According to Shim Young-sub, head of the institute, more discussion with experts is required to decide how to go about excavating the vast area so as to avoid mixing up artifacts from different eras.
Since the site is so huge and contains so much history, Shim said the institute will need another 20 to 30 years to complete the research. In fact, in 1915 the site was first explored by a Japanese archaeologist who uncovered animal bones and teeth, as well as grains and earthenware. Then under Park Chung Hee in 1979, the Korean government purchased the land and launched an excavation, confirming the existence of a gate on the eastern side as well as a moat. But after Park’s government fell, the research ceased. The excavation finally resumed under President Park Geun-hye, Park’s daughter, as it was one of her presidential campaign pledges.
Meanwhile, research is continuing on the west side of section A, where the institute launched the excavation mid last year.

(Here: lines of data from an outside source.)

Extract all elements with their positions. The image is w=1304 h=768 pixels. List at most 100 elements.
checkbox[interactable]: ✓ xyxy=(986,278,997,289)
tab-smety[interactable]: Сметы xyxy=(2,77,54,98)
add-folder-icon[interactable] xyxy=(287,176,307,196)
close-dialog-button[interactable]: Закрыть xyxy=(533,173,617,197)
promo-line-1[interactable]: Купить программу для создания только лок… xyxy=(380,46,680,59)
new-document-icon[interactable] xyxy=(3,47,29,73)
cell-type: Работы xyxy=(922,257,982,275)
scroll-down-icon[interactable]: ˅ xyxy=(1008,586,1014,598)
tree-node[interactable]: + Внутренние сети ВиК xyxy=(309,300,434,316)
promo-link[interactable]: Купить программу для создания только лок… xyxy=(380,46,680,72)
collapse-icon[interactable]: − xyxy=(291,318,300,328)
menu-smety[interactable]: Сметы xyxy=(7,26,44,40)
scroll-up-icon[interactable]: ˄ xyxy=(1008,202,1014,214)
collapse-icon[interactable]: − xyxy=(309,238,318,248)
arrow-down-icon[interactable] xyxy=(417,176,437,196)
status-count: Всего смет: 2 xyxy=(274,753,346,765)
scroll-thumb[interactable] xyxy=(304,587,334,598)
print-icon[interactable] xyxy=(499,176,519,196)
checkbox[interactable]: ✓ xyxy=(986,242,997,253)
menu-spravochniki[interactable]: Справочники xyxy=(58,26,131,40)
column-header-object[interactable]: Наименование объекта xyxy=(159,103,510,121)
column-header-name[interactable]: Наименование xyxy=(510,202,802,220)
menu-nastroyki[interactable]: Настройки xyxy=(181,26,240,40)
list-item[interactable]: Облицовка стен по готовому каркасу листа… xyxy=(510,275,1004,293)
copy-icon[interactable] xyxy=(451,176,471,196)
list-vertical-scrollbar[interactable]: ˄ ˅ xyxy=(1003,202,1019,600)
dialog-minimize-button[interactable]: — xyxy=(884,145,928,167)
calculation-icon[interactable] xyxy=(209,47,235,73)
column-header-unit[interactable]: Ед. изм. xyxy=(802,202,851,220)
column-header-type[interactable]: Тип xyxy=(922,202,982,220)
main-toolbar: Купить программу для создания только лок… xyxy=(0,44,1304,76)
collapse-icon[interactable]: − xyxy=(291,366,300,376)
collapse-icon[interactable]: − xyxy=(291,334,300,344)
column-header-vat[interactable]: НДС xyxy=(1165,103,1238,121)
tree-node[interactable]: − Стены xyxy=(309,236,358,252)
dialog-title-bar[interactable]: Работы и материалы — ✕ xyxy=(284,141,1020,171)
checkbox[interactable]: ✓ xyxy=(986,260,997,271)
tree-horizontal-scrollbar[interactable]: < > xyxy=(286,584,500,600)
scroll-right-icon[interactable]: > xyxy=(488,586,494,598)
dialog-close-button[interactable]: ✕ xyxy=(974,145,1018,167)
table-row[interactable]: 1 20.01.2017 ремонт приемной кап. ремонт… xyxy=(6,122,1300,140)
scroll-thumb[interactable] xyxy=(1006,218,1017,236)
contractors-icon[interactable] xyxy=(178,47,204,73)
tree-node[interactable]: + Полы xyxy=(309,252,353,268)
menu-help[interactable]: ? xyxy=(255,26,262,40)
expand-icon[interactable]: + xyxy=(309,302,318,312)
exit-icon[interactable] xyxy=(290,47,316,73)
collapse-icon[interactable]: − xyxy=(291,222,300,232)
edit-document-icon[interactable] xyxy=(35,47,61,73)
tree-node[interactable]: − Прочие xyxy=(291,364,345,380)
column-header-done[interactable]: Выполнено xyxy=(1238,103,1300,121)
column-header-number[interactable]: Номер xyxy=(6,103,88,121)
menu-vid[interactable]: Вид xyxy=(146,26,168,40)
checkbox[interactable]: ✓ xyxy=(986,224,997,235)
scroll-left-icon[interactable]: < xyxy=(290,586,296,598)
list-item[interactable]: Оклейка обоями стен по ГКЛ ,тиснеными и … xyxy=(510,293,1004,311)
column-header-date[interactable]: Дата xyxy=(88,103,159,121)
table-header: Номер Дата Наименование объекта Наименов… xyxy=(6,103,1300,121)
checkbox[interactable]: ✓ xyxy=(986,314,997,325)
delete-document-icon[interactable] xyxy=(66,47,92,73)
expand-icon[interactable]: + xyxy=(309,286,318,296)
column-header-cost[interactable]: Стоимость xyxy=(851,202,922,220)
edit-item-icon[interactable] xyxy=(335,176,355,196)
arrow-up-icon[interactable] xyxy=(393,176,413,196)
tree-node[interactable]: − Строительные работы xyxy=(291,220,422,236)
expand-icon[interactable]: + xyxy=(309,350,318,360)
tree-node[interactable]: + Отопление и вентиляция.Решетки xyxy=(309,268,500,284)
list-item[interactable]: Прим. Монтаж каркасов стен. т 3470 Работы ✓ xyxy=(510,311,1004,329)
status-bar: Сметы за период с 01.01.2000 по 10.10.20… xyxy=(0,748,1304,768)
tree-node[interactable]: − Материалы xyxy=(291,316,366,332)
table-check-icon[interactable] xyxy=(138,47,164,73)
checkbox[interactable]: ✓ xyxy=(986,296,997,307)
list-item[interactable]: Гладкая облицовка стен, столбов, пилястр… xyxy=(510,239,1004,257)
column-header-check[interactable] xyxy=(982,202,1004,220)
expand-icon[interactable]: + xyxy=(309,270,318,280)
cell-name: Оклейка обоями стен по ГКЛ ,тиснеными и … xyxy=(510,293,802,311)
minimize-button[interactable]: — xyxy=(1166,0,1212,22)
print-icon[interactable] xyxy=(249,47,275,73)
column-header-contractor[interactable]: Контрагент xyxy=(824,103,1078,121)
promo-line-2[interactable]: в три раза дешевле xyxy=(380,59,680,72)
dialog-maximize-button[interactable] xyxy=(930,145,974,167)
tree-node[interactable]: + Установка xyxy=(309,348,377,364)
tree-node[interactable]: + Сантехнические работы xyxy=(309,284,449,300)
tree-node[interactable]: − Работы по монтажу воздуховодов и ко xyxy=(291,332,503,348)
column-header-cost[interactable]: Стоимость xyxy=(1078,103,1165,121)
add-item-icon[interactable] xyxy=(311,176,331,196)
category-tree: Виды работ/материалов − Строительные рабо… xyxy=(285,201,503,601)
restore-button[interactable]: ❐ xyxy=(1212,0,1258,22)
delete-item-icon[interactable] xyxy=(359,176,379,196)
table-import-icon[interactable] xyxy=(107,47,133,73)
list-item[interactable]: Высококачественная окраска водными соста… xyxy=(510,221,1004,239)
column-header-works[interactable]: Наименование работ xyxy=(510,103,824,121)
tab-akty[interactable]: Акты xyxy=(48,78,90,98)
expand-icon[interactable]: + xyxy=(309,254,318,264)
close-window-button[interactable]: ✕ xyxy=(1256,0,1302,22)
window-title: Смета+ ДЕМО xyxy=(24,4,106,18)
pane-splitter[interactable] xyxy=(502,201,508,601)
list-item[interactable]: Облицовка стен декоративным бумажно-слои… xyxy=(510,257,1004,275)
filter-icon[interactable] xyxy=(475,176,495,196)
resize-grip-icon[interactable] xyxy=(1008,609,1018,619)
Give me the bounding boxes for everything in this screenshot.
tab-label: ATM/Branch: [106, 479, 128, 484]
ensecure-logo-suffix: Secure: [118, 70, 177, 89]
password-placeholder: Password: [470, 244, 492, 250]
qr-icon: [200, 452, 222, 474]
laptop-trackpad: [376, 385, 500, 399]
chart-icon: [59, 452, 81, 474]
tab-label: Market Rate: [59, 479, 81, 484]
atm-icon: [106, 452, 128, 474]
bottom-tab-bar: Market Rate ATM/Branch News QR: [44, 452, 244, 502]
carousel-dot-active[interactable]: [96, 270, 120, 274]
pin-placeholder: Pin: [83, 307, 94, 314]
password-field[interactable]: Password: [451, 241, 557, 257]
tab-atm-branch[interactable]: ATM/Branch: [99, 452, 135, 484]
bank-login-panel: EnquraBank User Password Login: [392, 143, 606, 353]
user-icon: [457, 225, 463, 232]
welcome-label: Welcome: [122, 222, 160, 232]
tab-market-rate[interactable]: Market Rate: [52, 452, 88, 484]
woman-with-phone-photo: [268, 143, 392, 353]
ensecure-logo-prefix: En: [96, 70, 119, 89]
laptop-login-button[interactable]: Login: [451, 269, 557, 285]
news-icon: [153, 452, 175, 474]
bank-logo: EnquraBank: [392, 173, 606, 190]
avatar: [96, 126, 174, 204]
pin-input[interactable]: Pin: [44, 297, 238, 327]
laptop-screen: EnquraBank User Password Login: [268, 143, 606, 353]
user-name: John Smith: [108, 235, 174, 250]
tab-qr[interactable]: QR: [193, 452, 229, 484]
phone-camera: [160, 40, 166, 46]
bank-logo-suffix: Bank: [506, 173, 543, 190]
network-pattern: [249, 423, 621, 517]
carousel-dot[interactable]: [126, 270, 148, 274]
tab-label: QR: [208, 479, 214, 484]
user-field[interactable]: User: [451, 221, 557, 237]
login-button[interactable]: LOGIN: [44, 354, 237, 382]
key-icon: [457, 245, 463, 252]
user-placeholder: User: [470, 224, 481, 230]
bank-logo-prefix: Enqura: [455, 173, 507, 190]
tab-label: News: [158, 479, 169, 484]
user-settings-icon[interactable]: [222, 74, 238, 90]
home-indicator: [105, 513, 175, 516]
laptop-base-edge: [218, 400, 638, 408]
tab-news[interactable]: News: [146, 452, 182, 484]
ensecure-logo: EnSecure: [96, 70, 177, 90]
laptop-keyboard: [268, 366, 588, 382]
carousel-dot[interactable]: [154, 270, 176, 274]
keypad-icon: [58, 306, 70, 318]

So far, they have found that the castle wall was last renovated during the eighth century. There are also traces of a gravel walking path with a width of 3 meters that looks like it was used as a road to access Wolseong during the Joseon Dynasty (1392-1910).
Despite hopes of finding traces of how Wolseong was used during the unrecorded 1,000 years after the Silla Dynasty, the institute said it hasn’t found anything so far.
“We assume that after Silla was handed over to Goryeo, no one used this site until the Japanese colonial period because perhaps people considered the site to be sacred,” Lee said. “That’s probably why there are no records or traces of anything for the next 1,000 years.”
“This year,” Shim said, “our aim is to focus on restoring the exterior of Wolseong ... to the level that anyone can recognize that this is Wolseong. After that, we’ll continue working on the inside.”